Market update with Matt Muenster, Chief Economist, Breakthrough

Market update with Matt Muenster, Chief Economist, Breakthrough

Summary

Jeff Berman interviews Matt Muenster, Chief Economist at Breakthrough, on current freight-market drivers: tariff uncertainty, an earlier and front-loaded 2025 Peak Season, potential Federal Reserve rate cuts, modal shifts after the de minimis change, and weak industrial/manufacturing demand. Muenster stresses that ongoing policy uncertainty (IEEPA rulings, new transshipment tariffs and wider tariff coverage) is causing shippers to seek clarity, diversify transport modes and deepen supplier relationships built on trust and transparency. He also highlights labour and production constraints—particularly weak truck orders and hiring headwinds—that could tighten capacity when demand returns.

Article Meta

Article Date: 2025-09-08T17:42:00+00:00
Source URL: https://www.logisticsmgmt.com/article/market_update_with_matt_muenster_chief_economist_breakthrough
Image: https://www.logisticsmgmt.com/images/2025_article/9-25-Breakthrough-MattM_1.png

Key Points

  • Tariff uncertainty remains high: businesses need clearer effective tariff rates (IEEPA and other measures) to plan procurement and pricing.
  • 2025 Peak Season is front-loaded — strong July imports suggest earlier-than-usual freight demand peaks.
  • Federal Reserve rate cuts are possible (market sees ~50/50 for September) but any stimulatory effect on freight will be gradual.
  • Federal court rulings on IEEPA tariffs add another layer of unpredictability; some tariffs (eg section 232) are viewed as more permanent.
  • The 40% transshipment tariff and broader tariff reach aim to curb tariff avoidance and widen enforcement across origin countries.
  • End of the de minimis exemption will likely shift many small shipments from air to ocean and prompt price adjustments from low-cost retailers.
  • Sixty per cent of shippers are diversifying modes; resilient supply chains rely on trust, transparency and supplier alignment on strategy (eg sustainability, risk).
  • Manufacturing and industrial production remain weak; truck orders and heavy-equipment manufacturing are under pressure, which could tighten capacity if demand returns quickly.
  • Labour and visa policy changes (including pauses on certain work visas) could further constrain capacity and raise long-term costs.

Content Summary

Muenster explains that shippers are operating amid several overlapping uncertainties: unclear tariff outcomes, evolving trade-policy enforcement, and unpredictable legal rulings. These uncertainties complicate planning for sectors like pharmaceuticals, automotive and durable goods. Breakthrough observed earlier freight flows this year, signalling a front-loaded Peak Season influenced by trade flows and pre-season buying.

On monetary policy, Muenster expects modest Fed easing that could lift market sentiment but not immediately translate into strong freight growth; Breakthrough forecasts a gradual recovery into 2026. He also outlines how tariff changes (including transshipment rules and the removal of de minimis) are shifting modal choices and pricing strategies across e-commerce players.

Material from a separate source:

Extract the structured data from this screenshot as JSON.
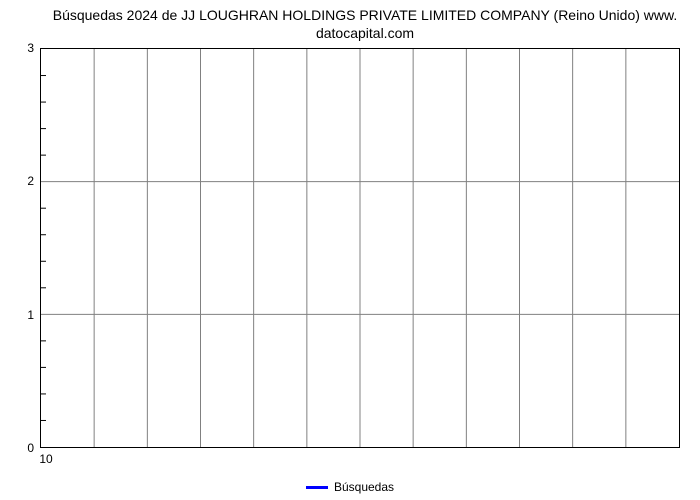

Finally, Muenster emphasises diversification of transport modes and deeper supplier collaboration as practical responses to volatility. He warns that manufacturing weakness and labour policy shifts remain downside risks that can limit recovery speed and tighten capacity when demand rebounds.

Context and Relevance

This update matters for shippers, carriers and logistics planners because it collates near-term demand signals (earlier Peak Season), policy risk (tariffs and legal rulings), and structural constraints (manufacturing weakness and workforce/visa changes) that together shape capacity, pricing and modal strategy. If you manage procurement, network planning, or carrier relationships, the items flagged here — tariff clarity, modal conversion opportunities, and supplier transparency — are immediate levers to act on.

Author style

Punchy: the interview cuts to what operators need to watch now — tariffs, Peak timing, Fed moves and labour. Read the detail if you care about forecasting capacity, pricing or near-term contract strategies; it flags practical trade-offs and where to focus your conversations with carriers and suppliers.

Why should I read this?

Quick take: it tells you the three or four knobs to watch this quarter — tariffs (and their legal noise), an earlier Peak Season, the potential for modest Fed cuts, and how de minimis removal reshapes modal choices. It’s short, sharp and useful if you want to act (not just react) in your logistics planning.